Bug 1319799

Currently Fedora's kernel and its modules are signed to allow booting in a secure UEFI environment, however all this protection falls apart since initrd is generated by the end user's PC so initrd can be trivially modified to contain any malware if the attacker has a physical access to the PC.

I propose to embed initrd into the kernel to prevent this kind of attack.
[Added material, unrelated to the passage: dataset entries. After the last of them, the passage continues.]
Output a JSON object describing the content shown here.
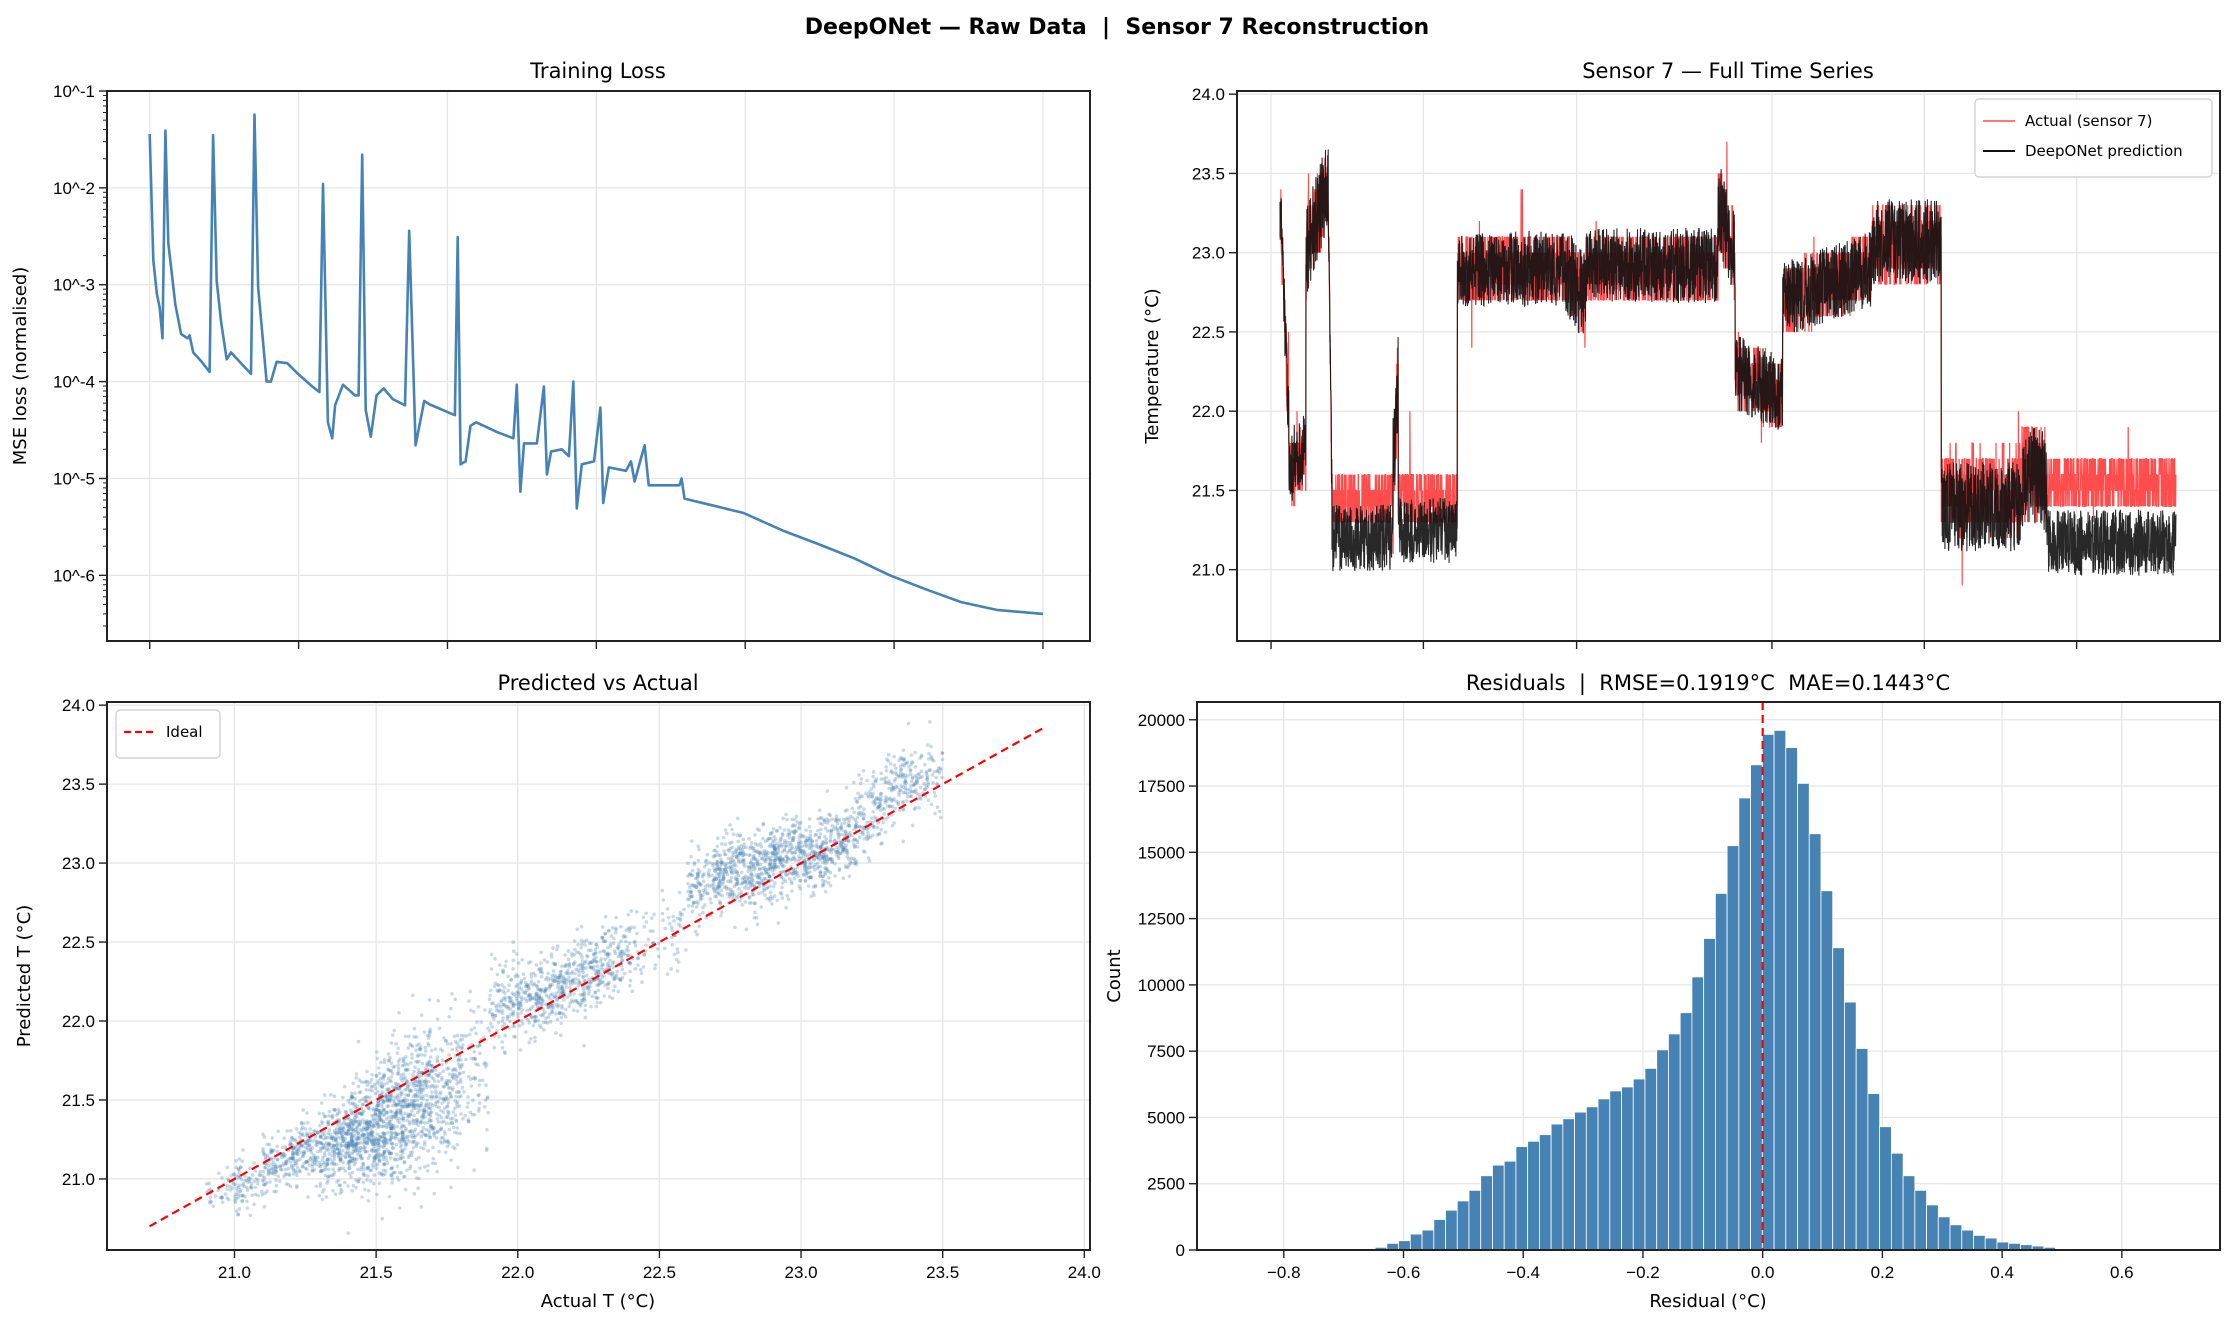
{
  "figure_title": "DeepONet — Raw Data  |  Sensor 7 Reconstruction",
  "colors": {
    "loss": "#4682b4",
    "actual": "#ff4d4d",
    "prediction": "#111111",
    "ideal": "#ff0000",
    "hist": "#4682b4",
    "zero_line": "#ff0000",
    "grid": "#e6e6e6"
  },
  "chart_data": [
    {
      "id": "training-loss",
      "type": "line",
      "title": "Training Loss",
      "xlabel": "",
      "ylabel": "MSE loss (normalised)",
      "yscale": "log",
      "ylim": [
        2.1e-07,
        0.1
      ],
      "xlim": [
        -287,
        6316
      ],
      "xticks": [
        0,
        1000,
        2000,
        3000,
        4000,
        5000,
        6000
      ],
      "xtick_labels_shown": false,
      "yticks": [
        1e-06,
        1e-05,
        0.0001,
        0.001,
        0.01,
        0.1
      ],
      "ytick_labels": [
        "10^-6",
        "10^-5",
        "10^-4",
        "10^-3",
        "10^-2",
        "10^-1"
      ],
      "grid": true,
      "points": [
        [
          0,
          0.036
        ],
        [
          24,
          0.0018
        ],
        [
          48,
          0.0008
        ],
        [
          67,
          0.00058
        ],
        [
          86,
          0.00028
        ],
        [
          105,
          0.039
        ],
        [
          125,
          0.0027
        ],
        [
          172,
          0.00063
        ],
        [
          211,
          0.00031
        ],
        [
          254,
          0.00028
        ],
        [
          268,
          0.0003
        ],
        [
          292,
          0.0002
        ],
        [
          349,
          0.00016
        ],
        [
          402,
          0.000126
        ],
        [
          426,
          0.035
        ],
        [
          450,
          0.0011
        ],
        [
          479,
          0.00042
        ],
        [
          517,
          0.00017
        ],
        [
          546,
          0.0002
        ],
        [
          613,
          0.000155
        ],
        [
          680,
          0.00012
        ],
        [
          704,
          0.057
        ],
        [
          728,
          0.00095
        ],
        [
          785,
          0.0001
        ],
        [
          814,
          0.0001
        ],
        [
          852,
          0.00016
        ],
        [
          924,
          0.000155
        ],
        [
          996,
          0.00012
        ],
        [
          1092,
          8.9e-05
        ],
        [
          1140,
          7.8e-05
        ],
        [
          1164,
          0.011
        ],
        [
          1197,
          3.8e-05
        ],
        [
          1226,
          2.6e-05
        ],
        [
          1245,
          5.7e-05
        ],
        [
          1298,
          9.3e-05
        ],
        [
          1379,
          7.2e-05
        ],
        [
          1403,
          7.2e-05
        ],
        [
          1427,
          0.022
        ],
        [
          1451,
          5.1e-05
        ],
        [
          1485,
          2.7e-05
        ],
        [
          1523,
          7.2e-05
        ],
        [
          1571,
          8.5e-05
        ],
        [
          1633,
          6.6e-05
        ],
        [
          1715,
          5.7e-05
        ],
        [
          1743,
          0.0036
        ],
        [
          1786,
          2.2e-05
        ],
        [
          1844,
          6.3e-05
        ],
        [
          1882,
          5.8e-05
        ],
        [
          2050,
          4.5e-05
        ],
        [
          2069,
          0.0031
        ],
        [
          2088,
          1.4e-05
        ],
        [
          2122,
          1.5e-05
        ],
        [
          2155,
          3.5e-05
        ],
        [
          2193,
          3.8e-05
        ],
        [
          2337,
          3e-05
        ],
        [
          2443,
          2.6e-05
        ],
        [
          2466,
          9.3e-05
        ],
        [
          2490,
          7.3e-06
        ],
        [
          2514,
          2.3e-05
        ],
        [
          2601,
          2.3e-05
        ],
        [
          2648,
          8.9e-05
        ],
        [
          2668,
          1.1e-05
        ],
        [
          2696,
          1.9e-05
        ],
        [
          2768,
          2e-05
        ],
        [
          2816,
          1.7e-05
        ],
        [
          2845,
          0.0001
        ],
        [
          2869,
          4.9e-06
        ],
        [
          2902,
          1.4e-05
        ],
        [
          2984,
          1.5e-05
        ],
        [
          3027,
          5.4e-05
        ],
        [
          3046,
          5.6e-06
        ],
        [
          3084,
          1.3e-05
        ],
        [
          3199,
          1.2e-05
        ],
        [
          3233,
          1.5e-05
        ],
        [
          3257,
          9.3e-06
        ],
        [
          3324,
          2.2e-05
        ],
        [
          3352,
          8.5e-06
        ],
        [
          3558,
          8.5e-06
        ],
        [
          3573,
          1e-05
        ],
        [
          3592,
          6.2e-06
        ],
        [
          3774,
          5.3e-06
        ],
        [
          3989,
          4.4e-06
        ],
        [
          4253,
          2.9e-06
        ],
        [
          4492,
          2.1e-06
        ],
        [
          4732,
          1.5e-06
        ],
        [
          4971,
          1e-06
        ],
        [
          5211,
          7.2e-07
        ],
        [
          5450,
          5.3e-07
        ],
        [
          5690,
          4.4e-07
        ],
        [
          6000,
          4e-07
        ]
      ]
    },
    {
      "id": "time-series",
      "type": "line",
      "title": "Sensor 7 — Full Time Series",
      "xlabel": "",
      "ylabel": "Temperature (°C)",
      "xlim": [
        -48,
        1049
      ],
      "ylim": [
        20.55,
        24.02
      ],
      "xticks": [
        -10,
        160,
        331,
        549,
        719,
        889
      ],
      "xtick_labels_shown": false,
      "yticks": [
        21.0,
        21.5,
        22.0,
        22.5,
        23.0,
        23.5,
        24.0
      ],
      "grid": true,
      "legend": {
        "placement": "top-right",
        "entries": [
          "Actual (sensor 7)",
          "DeepONet prediction"
        ]
      },
      "segments_columns": [
        "t_start",
        "t_end",
        "actual_start",
        "actual_end",
        "prediction_offset",
        "spread"
      ],
      "segments": [
        [
          0,
          10,
          23.3,
          21.9,
          0,
          0.25
        ],
        [
          10,
          29,
          21.6,
          21.7,
          0.05,
          0.25
        ],
        [
          29,
          54,
          23.0,
          23.45,
          0,
          0.3
        ],
        [
          54,
          58,
          23.2,
          21.5,
          0,
          0.2
        ],
        [
          58,
          126,
          21.45,
          21.45,
          -0.25,
          0.22
        ],
        [
          126,
          132,
          21.6,
          22.2,
          0,
          0.35
        ],
        [
          132,
          198,
          21.45,
          21.45,
          -0.2,
          0.22
        ],
        [
          198,
          319,
          22.9,
          22.9,
          0,
          0.25
        ],
        [
          319,
          341,
          22.9,
          22.7,
          0,
          0.3
        ],
        [
          341,
          489,
          22.9,
          22.9,
          0.02,
          0.25
        ],
        [
          489,
          508,
          23.3,
          23.0,
          0,
          0.3
        ],
        [
          508,
          561,
          22.25,
          22.1,
          0,
          0.25
        ],
        [
          561,
          661,
          22.7,
          22.9,
          0,
          0.25
        ],
        [
          661,
          738,
          23.05,
          23.05,
          0.02,
          0.28
        ],
        [
          738,
          828,
          21.5,
          21.5,
          -0.1,
          0.3
        ],
        [
          828,
          856,
          21.65,
          21.6,
          -0.05,
          0.35
        ],
        [
          856,
          1000,
          21.55,
          21.55,
          -0.38,
          0.22
        ]
      ]
    },
    {
      "id": "pred-vs-actual",
      "type": "scatter",
      "title": "Predicted vs Actual",
      "xlabel": "Actual T (°C)",
      "ylabel": "Predicted T (°C)",
      "xlim": [
        20.55,
        24.02
      ],
      "ylim": [
        20.55,
        24.02
      ],
      "xticks": [
        21.0,
        21.5,
        22.0,
        22.5,
        23.0,
        23.5,
        24.0
      ],
      "yticks": [
        21.0,
        21.5,
        22.0,
        22.5,
        23.0,
        23.5,
        24.0
      ],
      "grid": true,
      "legend": {
        "placement": "top-left",
        "entries": [
          "Ideal"
        ]
      },
      "ideal_line": [
        [
          20.7,
          20.7
        ],
        [
          23.86,
          23.86
        ]
      ],
      "strips_columns": [
        "actual_from",
        "predicted_mean",
        "predicted_sd",
        "relative_density"
      ],
      "strips": [
        [
          20.9,
          20.93,
          0.08,
          1
        ],
        [
          21.0,
          20.98,
          0.09,
          2
        ],
        [
          21.1,
          21.1,
          0.1,
          3
        ],
        [
          21.2,
          21.18,
          0.09,
          4
        ],
        [
          21.3,
          21.22,
          0.13,
          6
        ],
        [
          21.4,
          21.3,
          0.17,
          9
        ],
        [
          21.5,
          21.38,
          0.2,
          10
        ],
        [
          21.6,
          21.5,
          0.22,
          8
        ],
        [
          21.7,
          21.55,
          0.22,
          5
        ],
        [
          21.8,
          21.7,
          0.2,
          2
        ],
        [
          21.9,
          22.1,
          0.15,
          3
        ],
        [
          22.0,
          22.15,
          0.12,
          4
        ],
        [
          22.1,
          22.2,
          0.12,
          4
        ],
        [
          22.2,
          22.3,
          0.14,
          4
        ],
        [
          22.3,
          22.38,
          0.14,
          3
        ],
        [
          22.4,
          22.5,
          0.13,
          1
        ],
        [
          22.5,
          22.6,
          0.12,
          1
        ],
        [
          22.6,
          22.85,
          0.11,
          3
        ],
        [
          22.7,
          22.95,
          0.12,
          5
        ],
        [
          22.8,
          22.95,
          0.12,
          5
        ],
        [
          22.9,
          23.05,
          0.12,
          5
        ],
        [
          23.0,
          23.05,
          0.11,
          5
        ],
        [
          23.1,
          23.15,
          0.12,
          4
        ],
        [
          23.2,
          23.35,
          0.12,
          3
        ],
        [
          23.3,
          23.5,
          0.12,
          3
        ],
        [
          23.4,
          23.55,
          0.11,
          2
        ]
      ]
    },
    {
      "id": "residuals",
      "type": "bar",
      "title": "Residuals  |  RMSE=0.1919°C  MAE=0.1443°C",
      "xlabel": "Residual (°C)",
      "ylabel": "Count",
      "xlim": [
        -0.945,
        0.764
      ],
      "ylim": [
        0,
        20670
      ],
      "xticks": [
        -0.8,
        -0.6,
        -0.4,
        -0.2,
        0.0,
        0.2,
        0.4,
        0.6
      ],
      "xtick_labels": [
        "−0.8",
        "−0.6",
        "−0.4",
        "−0.2",
        "0.0",
        "0.2",
        "0.4",
        "0.6"
      ],
      "yticks": [
        0,
        2500,
        5000,
        7500,
        10000,
        12500,
        15000,
        17500,
        20000
      ],
      "grid": true,
      "vline": 0.0,
      "bin_start": -0.667,
      "bin_width": 0.0196,
      "counts": [
        50,
        100,
        250,
        350,
        600,
        750,
        1150,
        1500,
        1850,
        2250,
        2800,
        3200,
        3350,
        3900,
        4100,
        4350,
        4750,
        4950,
        5200,
        5400,
        5700,
        6000,
        6150,
        6450,
        6850,
        7550,
        8150,
        8950,
        10300,
        11750,
        13450,
        15250,
        17050,
        18300,
        19450,
        19600,
        18950,
        17600,
        15700,
        13550,
        11400,
        9350,
        7600,
        5900,
        4650,
        3650,
        2800,
        2250,
        1700,
        1250,
        950,
        750,
        550,
        450,
        300,
        250,
        200,
        150,
        100,
        50,
        20
      ]
    }
  ]
}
Of course the following things have to be taken into consideration:

1) All storage drivers and options (LVM/MD/iSCSI/etc) must be built-in.

2) There must be a way to specify the root partition using just a single line of grub.cfg (if I'm not mistaken it's already possible since systemd is quite smart).

3) Since the aforementioned drivers can occupy quite a lot of space, I guess no other drivers (DRM and such) should be built-in, and instead the system should boot-up in the generic VGA mode (80x25) until the kernel is able to start the appropriate platform drivers.

Such a unified combo of the kernel and initrd could be an optional RPM package while for a usual situation initrd will keep on being generated.

Of course this still allows the attacker to modify grub.cfg but inspecting this file visually is a lot easier than verifying than initrd hasn't been tampered with.

https://blog.gdssecurity.com/labs/2015/12/23/introducing-evilabigail.html

While I was writing this proposal down, a different idea crossed my mind. As far as I remember, GRUB has certain hashing algos available, so in addition to this proposal, upon building a new initrd, it must be hashed and this hash must be shown to the user.

Upon booting GRUB will calculate the hash of a currently installed initrd and the user will be able to verify that the initrd is the one created during an update process. Also if the root partition is encrypted, the attacker will have no way of knowing the initrd hash sum.